Writing for the outlet, Andrew Lisa explained that Americans hold a combined $160.35 trillion in wealth. To the average person, that sounds like quite the payday, but someone in the top 1% probably wouldn’t see it that way. According to Lisa, “The bottom 50% of the country shares less than 3% of that enormous pie, while the most fortunate 10% gorge on nearly all of it.”
There are approximately 340.11 million people in the U.S. If they all shared that $160.35 trillion, each person would come away with $471,465. Not only is that more than the average person could even imagine, but it only compounds when you consider how it would add up for families. For example, a couple would hold a combined $942,930, and a family of four would have $1.89 million. Because, of course, in an ideal world, wealth would be distributed evenly regardless of age.
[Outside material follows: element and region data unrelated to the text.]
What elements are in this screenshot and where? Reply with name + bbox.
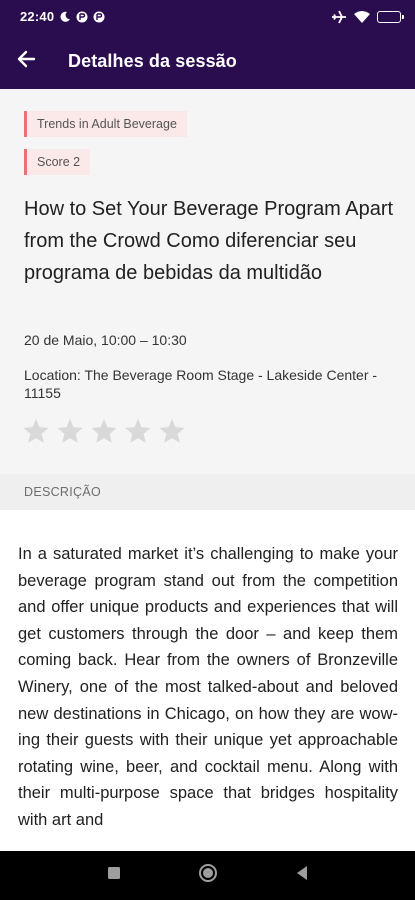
back-icon [295, 865, 309, 886]
session-header: Trends in Adult Beverage Score 2 How to … [0, 89, 415, 474]
recents-icon [107, 866, 121, 885]
home-icon [198, 863, 218, 888]
score-tag: Score 2 [24, 149, 91, 175]
star-icon[interactable] [22, 417, 50, 445]
airplane-icon [331, 10, 347, 24]
star-rating[interactable] [22, 417, 186, 445]
star-icon[interactable] [90, 417, 118, 445]
app-icon [76, 11, 88, 23]
session-title: How to Set Your Beverage Program Apart f… [24, 198, 394, 284]
system-nav-bar [0, 851, 415, 900]
star-icon[interactable] [158, 417, 186, 445]
track-tag[interactable]: Trends in Adult Beverage [24, 111, 187, 137]
session-location: Location: The Beverage Room Stage - Lake… [24, 367, 378, 401]
status-bar: 22:40 [0, 0, 415, 33]
home-button[interactable] [161, 851, 255, 900]
recents-button[interactable] [67, 851, 161, 900]
battery-icon [377, 10, 404, 23]
star-icon[interactable] [56, 417, 84, 445]
app-bar: Detalhes da sessão [0, 33, 415, 89]
wifi-icon [353, 10, 371, 24]
description-header: DESCRIÇÃO [0, 474, 415, 510]
page-title: Detalhes da sessão [68, 50, 237, 71]
description-text: In a saturated market it’s challenging t… [18, 545, 398, 829]
back-button[interactable] [0, 33, 52, 89]
session-time: 20 de Maio, 10:00 – 10:30 [24, 332, 187, 348]
moon-icon [59, 11, 71, 23]
status-time: 22:40 [20, 9, 55, 24]
arrow-left-icon [16, 50, 36, 73]
star-icon[interactable] [124, 417, 152, 445]
app-icon [93, 11, 105, 23]
nav-back-button[interactable] [255, 851, 349, 900]
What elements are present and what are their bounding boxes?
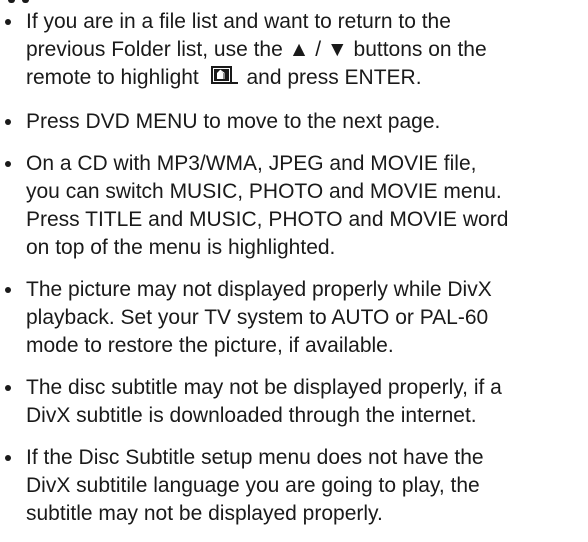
note-item-divx-picture: The picture may not displayed properly w… <box>0 276 588 360</box>
note-line: DivX subtitile language you are going to… <box>26 474 480 497</box>
note-line: DivX subtitle is downloaded through the … <box>26 404 477 427</box>
note-item-subtitle-language: If the Disc Subtitle setup menu does not… <box>0 444 588 528</box>
note-line: If you are in a file list and want to re… <box>26 10 451 33</box>
note-line: The picture may not displayed properly w… <box>26 278 492 301</box>
folder-up-icon <box>210 66 239 94</box>
note-item-menu-switch: On a CD with MP3/WMA, JPEG and MOVIE fil… <box>0 150 588 262</box>
note-item-disc-subtitle: The disc subtitle may not be displayed p… <box>0 374 588 430</box>
note-line: On a CD with MP3/WMA, JPEG and MOVIE fil… <box>26 152 477 175</box>
note-item-dvd-menu: Press DVD MENU to move to the next page. <box>0 108 588 136</box>
note-line: subtitle may not be displayed properly. <box>26 502 383 525</box>
bullet-icon <box>5 385 11 391</box>
bullet-icon <box>5 161 11 167</box>
cropped-glyph <box>22 0 29 3</box>
note-line: remote to highlight and press ENTER. <box>26 64 588 94</box>
cropped-text-fragment <box>0 0 588 4</box>
cropped-glyph <box>8 0 15 3</box>
notes-bullet-list: If you are in a file list and want to re… <box>0 8 588 542</box>
bullet-icon <box>5 287 11 293</box>
note-line-text: remote to highlight <box>26 66 199 89</box>
note-line: playback. Set your TV system to AUTO or … <box>26 306 489 329</box>
note-line: mode to restore the picture, if availabl… <box>26 334 394 357</box>
note-line: The disc subtitle may not be displayed p… <box>26 376 502 399</box>
note-line: previous Folder list, use the ▲ / ▼ butt… <box>26 38 487 61</box>
note-line: Press DVD MENU to move to the next page. <box>26 110 441 133</box>
bullet-icon <box>5 119 11 125</box>
note-line: Press TITLE and MUSIC, PHOTO and MOVIE w… <box>26 208 509 231</box>
bullet-icon <box>5 19 11 25</box>
note-item-return-folder: If you are in a file list and want to re… <box>0 8 588 94</box>
note-line: If the Disc Subtitle setup menu does not… <box>26 446 484 469</box>
bullet-icon <box>5 455 11 461</box>
note-line-text: and press ENTER. <box>246 66 422 89</box>
note-line: you can switch MUSIC, PHOTO and MOVIE me… <box>26 180 502 203</box>
note-line: on top of the menu is highlighted. <box>26 236 336 259</box>
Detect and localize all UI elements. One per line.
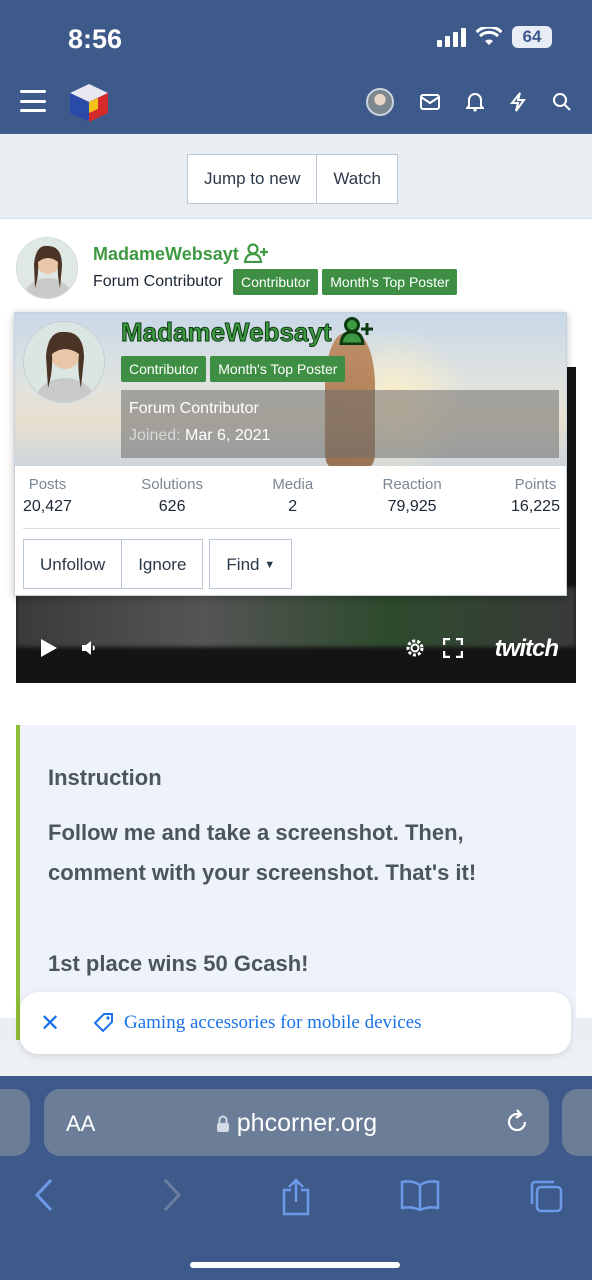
close-icon[interactable]: ✕ (40, 1009, 62, 1038)
search-icon[interactable] (552, 92, 572, 112)
find-button[interactable]: Find ▼ (209, 539, 293, 589)
popup-badges: Contributor Month's Top Poster (121, 356, 346, 382)
phcorner-logo[interactable] (68, 82, 110, 124)
bolt-icon[interactable] (510, 92, 526, 112)
browser-chrome: AA phcorner.org (0, 1076, 592, 1280)
back-icon[interactable] (34, 1178, 54, 1212)
watch-button[interactable]: Watch (316, 155, 397, 203)
battery-icon: 64 (512, 26, 552, 48)
joined-date: Mar 6, 2021 (185, 427, 271, 444)
tag-icon (93, 1013, 113, 1033)
stat-posts[interactable]: Posts 20,427 (23, 476, 72, 516)
stat-reaction[interactable]: Reaction 79,925 (383, 476, 442, 516)
follow-user-icon[interactable] (339, 317, 373, 346)
top-bar: 8:56 64 (0, 0, 592, 134)
video-controls (16, 613, 576, 683)
stat-solutions[interactable]: Solutions 626 (141, 476, 203, 516)
lock-icon (216, 1115, 229, 1132)
site-nav (0, 78, 592, 128)
thread-actions: Jump to new Watch (0, 134, 592, 218)
contributor-badge: Contributor (121, 356, 207, 382)
top-poster-badge: Month's Top Poster (210, 356, 346, 382)
browser-toolbar (0, 1172, 592, 1222)
bookmarks-icon[interactable] (400, 1178, 440, 1212)
bell-icon[interactable] (466, 92, 484, 112)
author-avatar[interactable] (16, 237, 78, 299)
instruction-prize: 1st place wins 50 Gcash! (48, 951, 309, 976)
author-title: Forum Contributor (93, 273, 223, 290)
popup-user-title: Forum Contributor (129, 400, 259, 417)
settings-icon[interactable] (404, 637, 426, 659)
signal-icon (437, 27, 466, 47)
ad-banner[interactable]: ✕ Gaming accessories for mobile devices (20, 992, 571, 1054)
instruction-heading: Instruction (48, 765, 162, 790)
twitch-logo[interactable]: twitch (495, 635, 559, 663)
url-text: phcorner.org (44, 1109, 549, 1138)
stat-points[interactable]: Points 16,225 (511, 476, 560, 516)
next-tab-preview[interactable] (562, 1089, 592, 1156)
caret-down-icon: ▼ (264, 559, 276, 571)
divider (23, 528, 560, 529)
status-time: 8:56 (68, 24, 123, 54)
ignore-button[interactable]: Ignore (122, 539, 204, 589)
home-indicator[interactable] (190, 1262, 400, 1268)
fullscreen-icon[interactable] (443, 638, 463, 658)
play-icon[interactable] (40, 638, 58, 658)
contributor-badge: Contributor (233, 269, 319, 295)
unfollow-button[interactable]: Unfollow (23, 539, 123, 589)
author-badges: Contributor Month's Top Poster (233, 269, 458, 295)
tabs-icon[interactable] (528, 1178, 564, 1214)
hamburger-icon[interactable] (20, 90, 46, 112)
avatar[interactable] (366, 88, 394, 116)
jump-to-new-button[interactable]: Jump to new (188, 155, 316, 203)
top-poster-badge: Month's Top Poster (322, 269, 458, 295)
nav-icons (366, 88, 572, 116)
stat-media[interactable]: Media 2 (272, 476, 313, 516)
joined-label: Joined: (129, 427, 181, 444)
volume-icon[interactable] (80, 639, 98, 657)
inbox-icon[interactable] (420, 94, 440, 110)
thread-button-group: Jump to new Watch (187, 154, 398, 204)
popup-avatar[interactable] (23, 321, 105, 403)
follow-user-icon[interactable] (243, 243, 268, 264)
instruction-body: Follow me and take a screenshot. Then, c… (48, 820, 477, 885)
popup-username[interactable]: MadameWebsayt (121, 317, 373, 348)
popup-joined: Joined: Mar 6, 2021 (129, 427, 551, 445)
forward-icon[interactable] (162, 1178, 182, 1212)
reload-icon[interactable] (505, 1109, 529, 1135)
member-tooltip: MadameWebsayt Contributor Month's Top Po… (14, 312, 567, 596)
popup-stats: Posts 20,427 Solutions 626 Media 2 Reaction… (15, 476, 566, 516)
popup-actions: Unfollow Ignore Find ▼ (23, 539, 293, 589)
wifi-icon (476, 27, 502, 45)
author-name[interactable]: MadameWebsayt (93, 243, 268, 265)
share-icon[interactable] (281, 1178, 311, 1216)
status-icons: 64 (437, 26, 552, 48)
popup-user-info: Forum Contributor Joined: Mar 6, 2021 (121, 390, 559, 458)
ad-text: Gaming accessories for mobile devices (124, 1012, 422, 1033)
prev-tab-preview[interactable] (0, 1089, 30, 1156)
address-bar[interactable]: AA phcorner.org (44, 1089, 549, 1156)
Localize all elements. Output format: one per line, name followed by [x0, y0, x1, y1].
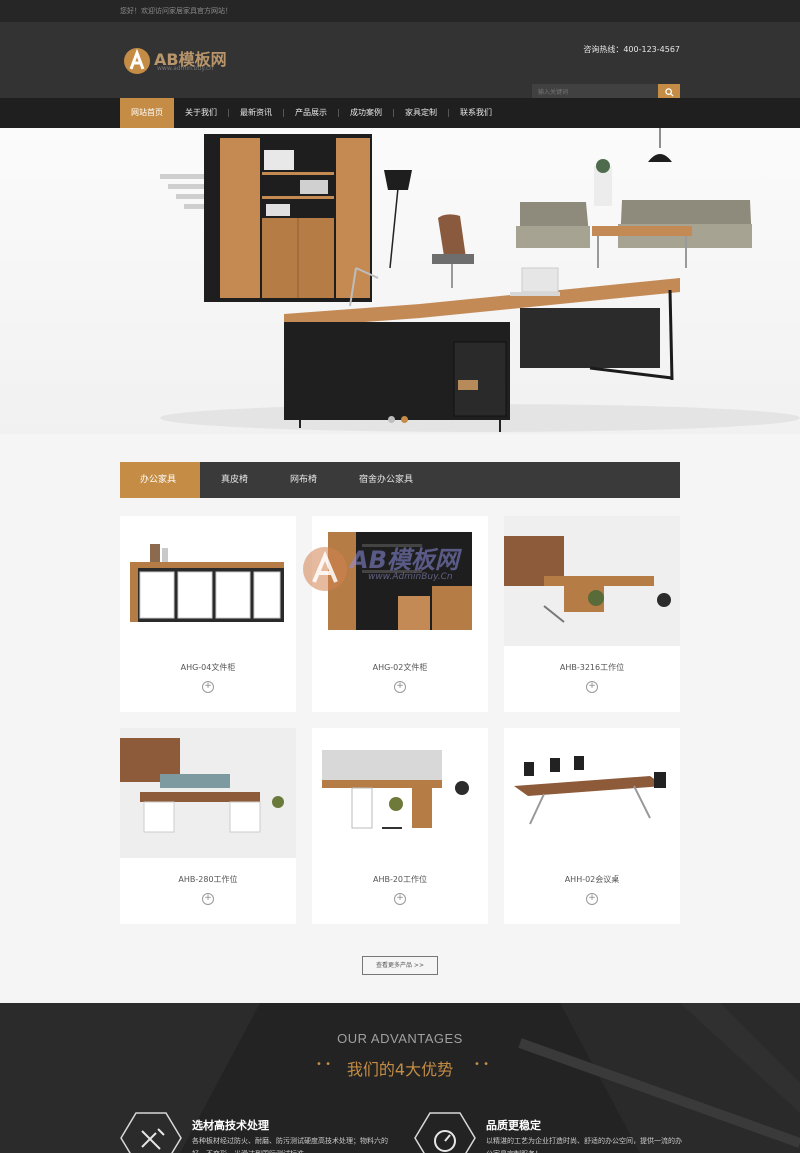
product-card[interactable]: AHB-3216工作位 +	[504, 516, 680, 712]
site-header: AB模板网 www.admin.buy.cn 咨询热线：400-123-4567	[0, 22, 800, 100]
product-card[interactable]: AHB-20工作位 +	[312, 728, 488, 924]
logo-subtext: www.admin.buy.cn	[157, 65, 214, 72]
product-card[interactable]: AHB-280工作位 +	[120, 728, 296, 924]
product-image	[312, 728, 488, 858]
banner-dot-1[interactable]	[388, 416, 395, 423]
tab-office-furniture[interactable]: 办公家具	[120, 462, 200, 498]
nav-item-news[interactable]: 最新资讯	[229, 98, 283, 128]
product-card[interactable]: AHG-04文件柜 +	[120, 516, 296, 712]
site-logo[interactable]: AB模板网 www.admin.buy.cn	[122, 46, 242, 76]
banner-dot-2[interactable]	[401, 416, 408, 423]
nav-item-contact[interactable]: 联系我们	[449, 98, 503, 128]
nav-item-home[interactable]: 网站首页	[120, 98, 174, 128]
plus-icon[interactable]: +	[394, 893, 406, 905]
product-title: AHB-3216工作位	[559, 663, 625, 672]
nav-item-about[interactable]: 关于我们	[174, 98, 228, 128]
plus-icon[interactable]: +	[586, 681, 598, 693]
hotline-text: 咨询热线：400-123-4567	[583, 45, 680, 54]
advantage-title: 品质更稳定	[486, 1119, 541, 1132]
logo-mark-icon	[124, 48, 150, 74]
welcome-strip: 您好！欢迎访问家居家具官方网站！	[0, 0, 800, 22]
office-furniture-banner-image	[160, 128, 800, 432]
advantages-title-cn: 我们的4大优势	[346, 1060, 454, 1079]
gauge-icon	[414, 1112, 476, 1153]
decor-dots: • •	[474, 1059, 489, 1070]
product-title: AHG-04文件柜	[180, 663, 236, 672]
product-grid: AHG-04文件柜 + AHG-02文件柜 + AHB-3216工作位 + AH…	[120, 516, 680, 924]
product-card[interactable]: AHH-02会议桌 +	[504, 728, 680, 924]
advantages-title-en: OUR ADVANTAGES	[337, 1031, 463, 1046]
plus-icon[interactable]: +	[202, 681, 214, 693]
tab-leather-chairs[interactable]: 真皮椅	[200, 462, 269, 498]
nav-item-cases[interactable]: 成功案例	[339, 98, 393, 128]
advantage-description: 各种板材经过防火、耐磨、防污测试硬度高技术处理；物料六的好，不变形，光滑达到国际…	[192, 1137, 388, 1153]
tab-mesh-chairs[interactable]: 网布椅	[269, 462, 338, 498]
product-card[interactable]: AHG-02文件柜 +	[312, 516, 488, 712]
view-more-products-button[interactable]: 查看更多产品 >>	[362, 956, 438, 975]
product-image	[120, 728, 296, 858]
product-title: AHB-280工作位	[178, 875, 238, 884]
hero-banner[interactable]	[0, 128, 800, 434]
product-image	[504, 728, 680, 858]
tools-icon	[120, 1112, 182, 1153]
product-title: AHG-02文件柜	[372, 663, 428, 672]
advantage-title: 选材高技术处理	[192, 1119, 269, 1132]
product-image	[120, 516, 296, 646]
welcome-text: 您好！欢迎访问家居家具官方网站！	[120, 7, 232, 15]
main-nav: 网站首页 关于我们 最新资讯 产品展示 成功案例 家具定制 联系我们	[0, 98, 800, 128]
plus-icon[interactable]: +	[586, 893, 598, 905]
plus-icon[interactable]: +	[394, 681, 406, 693]
plus-icon[interactable]: +	[202, 893, 214, 905]
advantages-section: OUR ADVANTAGES • • 我们的4大优势 • • 选材高技术处理 各…	[0, 1003, 800, 1153]
nav-item-products[interactable]: 产品展示	[284, 98, 338, 128]
advantage-description: 以精湛的工艺为企业打造时尚、舒适的办公空间，提供一流的办公家具定制服务！	[486, 1137, 682, 1153]
product-title: AHB-20工作位	[372, 875, 428, 884]
nav-item-custom[interactable]: 家具定制	[394, 98, 448, 128]
search-icon	[664, 87, 674, 97]
product-image	[312, 516, 488, 646]
category-tabs: 办公家具 真皮椅 网布椅 宿舍办公家具	[120, 462, 680, 498]
product-title: AHH-02会议桌	[564, 875, 620, 884]
product-image	[504, 516, 680, 646]
banner-dots	[388, 416, 408, 423]
tab-dorm-office-furniture[interactable]: 宿舍办公家具	[338, 462, 434, 498]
If you take all the wealth in an area and split it evenly among that populace there is no “upwards” - everyone is equal in terms of wealth. Money funnels “upward” because of wealth disparity, if someone owns more wealth than the average person than on average some of the average person’s money goes to that wealthier person in the form of rent or interest on debt or profits from the factory or what have you.
If all wealth was distributed this way it would look like everyone owning their own home and a portion of their place of work and their car, etc etc. I’m not saying money wouldn’t pool again over time, or that a new upwards wouldn’t be established, but I don’t think you phrased it fairly. The way you said it felt to me like an assumed hierarchy of better people and worse people - when in reality it’s just wealthy people and not wealthy people.
I feel like equitability needs to factor in, somewhere.